The class had position based CSV bindings, loaded into beans and streamed from a pretty big CSV file (+10Gb):

public class CSVUserEntry {

    @CsvBindByPosition(position = 0)
    private String userId;

    @CsvBindByPosition(position = 1)
    private String username;

    @CsvBindByPosition(position = 2)
    private String deviceId;

    @CsvBindByPosition(position = 3)
    private String keyAlias;

    @CsvBindByPosition(position = 4)
    private String passcodeKeyAlias;

    @CsvBindByPosition(position = 5)
    private String confirmationId;

}

Then I opened the stream in generic way, with a simple and fluent interfaces of Java stream API:

import com.opencsv.bean.CsvToBean;
import com.opencsv.bean.CsvToBeanBuilder;

public Stream<T> openStreamReader(final String filename, final Class<T> clazz) throws IOException {
    reader = new FileReader(Path.of(filename).toString());

    final CsvToBean<T> csvReader = new CsvToBeanBuilder<T>(reader)
            .withType(clazz)
            .withSeparator(',')
            .withIgnoreEmptyLine(true)
            .withSkipLines(1) //skip header
            .build();

    return csvReader.stream();
}

The returned stream will be consumed by .forEach().

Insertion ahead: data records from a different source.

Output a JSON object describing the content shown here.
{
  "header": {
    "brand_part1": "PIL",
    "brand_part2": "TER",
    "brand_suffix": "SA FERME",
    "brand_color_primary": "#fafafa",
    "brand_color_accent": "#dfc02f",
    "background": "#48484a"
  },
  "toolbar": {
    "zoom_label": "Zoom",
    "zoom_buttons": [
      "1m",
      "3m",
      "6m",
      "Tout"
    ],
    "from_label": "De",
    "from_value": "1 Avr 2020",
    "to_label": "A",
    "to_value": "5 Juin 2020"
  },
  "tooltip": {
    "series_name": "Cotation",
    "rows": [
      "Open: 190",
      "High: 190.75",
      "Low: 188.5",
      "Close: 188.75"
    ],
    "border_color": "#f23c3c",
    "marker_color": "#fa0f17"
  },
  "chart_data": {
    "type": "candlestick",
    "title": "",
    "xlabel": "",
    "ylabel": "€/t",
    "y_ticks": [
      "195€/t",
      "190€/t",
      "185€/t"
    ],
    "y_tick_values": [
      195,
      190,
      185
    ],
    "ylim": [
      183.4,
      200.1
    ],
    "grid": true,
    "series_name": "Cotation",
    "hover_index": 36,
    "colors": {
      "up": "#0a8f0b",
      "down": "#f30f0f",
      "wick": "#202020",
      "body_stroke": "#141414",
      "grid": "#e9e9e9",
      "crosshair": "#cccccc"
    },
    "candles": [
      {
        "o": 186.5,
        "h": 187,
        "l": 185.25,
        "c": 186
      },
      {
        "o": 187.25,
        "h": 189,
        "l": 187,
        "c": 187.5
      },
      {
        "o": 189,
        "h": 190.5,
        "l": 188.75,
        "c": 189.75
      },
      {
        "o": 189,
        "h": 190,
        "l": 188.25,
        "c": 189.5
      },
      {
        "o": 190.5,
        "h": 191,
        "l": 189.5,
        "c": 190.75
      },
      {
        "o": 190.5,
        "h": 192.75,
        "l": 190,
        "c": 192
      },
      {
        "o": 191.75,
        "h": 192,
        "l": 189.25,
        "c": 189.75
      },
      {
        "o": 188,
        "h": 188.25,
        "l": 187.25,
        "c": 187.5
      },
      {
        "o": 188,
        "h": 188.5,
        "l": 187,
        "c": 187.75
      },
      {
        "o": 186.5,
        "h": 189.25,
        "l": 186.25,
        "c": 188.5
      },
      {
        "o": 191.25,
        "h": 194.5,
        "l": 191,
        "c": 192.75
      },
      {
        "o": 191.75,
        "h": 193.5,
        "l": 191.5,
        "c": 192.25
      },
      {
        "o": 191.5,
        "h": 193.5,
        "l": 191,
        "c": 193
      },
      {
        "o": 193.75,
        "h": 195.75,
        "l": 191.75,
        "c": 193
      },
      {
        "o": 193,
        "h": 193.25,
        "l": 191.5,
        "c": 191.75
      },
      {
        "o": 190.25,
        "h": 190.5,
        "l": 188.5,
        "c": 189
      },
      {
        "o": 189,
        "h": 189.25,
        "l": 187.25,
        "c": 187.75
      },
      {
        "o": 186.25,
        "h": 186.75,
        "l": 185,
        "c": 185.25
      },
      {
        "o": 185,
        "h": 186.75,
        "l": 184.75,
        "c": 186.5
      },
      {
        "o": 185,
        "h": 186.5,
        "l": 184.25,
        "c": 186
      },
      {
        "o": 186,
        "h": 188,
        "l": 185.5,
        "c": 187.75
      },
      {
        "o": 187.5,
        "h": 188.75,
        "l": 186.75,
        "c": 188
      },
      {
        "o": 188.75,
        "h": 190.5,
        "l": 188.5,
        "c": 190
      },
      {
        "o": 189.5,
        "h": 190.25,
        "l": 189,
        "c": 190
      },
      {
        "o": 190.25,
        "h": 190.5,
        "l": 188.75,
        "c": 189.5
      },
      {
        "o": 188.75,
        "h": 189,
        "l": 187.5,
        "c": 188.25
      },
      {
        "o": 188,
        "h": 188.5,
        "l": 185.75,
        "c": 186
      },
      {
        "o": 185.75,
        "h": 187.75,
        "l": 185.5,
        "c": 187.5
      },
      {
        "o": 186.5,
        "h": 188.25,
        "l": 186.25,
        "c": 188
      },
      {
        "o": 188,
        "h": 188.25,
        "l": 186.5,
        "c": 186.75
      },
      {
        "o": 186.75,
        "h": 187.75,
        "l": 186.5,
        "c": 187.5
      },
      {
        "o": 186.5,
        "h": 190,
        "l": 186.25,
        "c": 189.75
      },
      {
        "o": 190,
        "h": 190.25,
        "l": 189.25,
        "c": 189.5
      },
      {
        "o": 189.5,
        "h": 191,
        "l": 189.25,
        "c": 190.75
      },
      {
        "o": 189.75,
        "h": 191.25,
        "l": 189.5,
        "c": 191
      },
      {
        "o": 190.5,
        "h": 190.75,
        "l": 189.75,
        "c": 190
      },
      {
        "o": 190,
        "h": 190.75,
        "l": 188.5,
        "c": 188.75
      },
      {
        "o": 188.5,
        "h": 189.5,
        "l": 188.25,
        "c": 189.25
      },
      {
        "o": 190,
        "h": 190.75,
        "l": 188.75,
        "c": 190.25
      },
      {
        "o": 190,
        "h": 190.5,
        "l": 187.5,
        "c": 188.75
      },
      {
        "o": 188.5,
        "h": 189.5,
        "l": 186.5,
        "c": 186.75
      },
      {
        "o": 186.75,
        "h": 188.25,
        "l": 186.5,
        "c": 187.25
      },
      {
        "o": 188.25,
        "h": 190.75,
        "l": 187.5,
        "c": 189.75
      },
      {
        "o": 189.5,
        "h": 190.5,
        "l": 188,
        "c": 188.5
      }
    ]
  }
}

With that simple code things started going south. Application was suddenly consuming all the CPUs it could, memory usage went thought the roof, overall performance degraded and after several minutes we got OOM crashes with 5.5Gb heap dumps… welp. Quick investigation with Eclipse MAT showed me the problem.

Heap usage:

Eclipse MAT memory allocation

Thread allocations:

Eclipse MAT memory allocation grouped

Now, that’s enough information, but let’s dig a bit deeper to see if I can easily fix it. I checked for references and path to get from top of the thread to my object:

JMC OpenCSV memory usage

That’s an awful lot of ConcurrentSkipListMap references to get to a single bean.

I quickly looked at alternatives how to consume the CSV file without using Stream/Spliterator APIs. There is another method .iterator() which simply exposes Iterator<T>. Now, I’ll just compare implementation before trying it:

@Override
public Iterator<T> iterator() {
    prepareToReadInput();
    return new CsvToBeanIterator();
}

Yup, LGTM. I’m going to use this one to fix my memory leak. A few minutes later, memory usage dropped from ~13000Mb (yes, the JVM was started with -Xmx15500m) to stable 150Mb.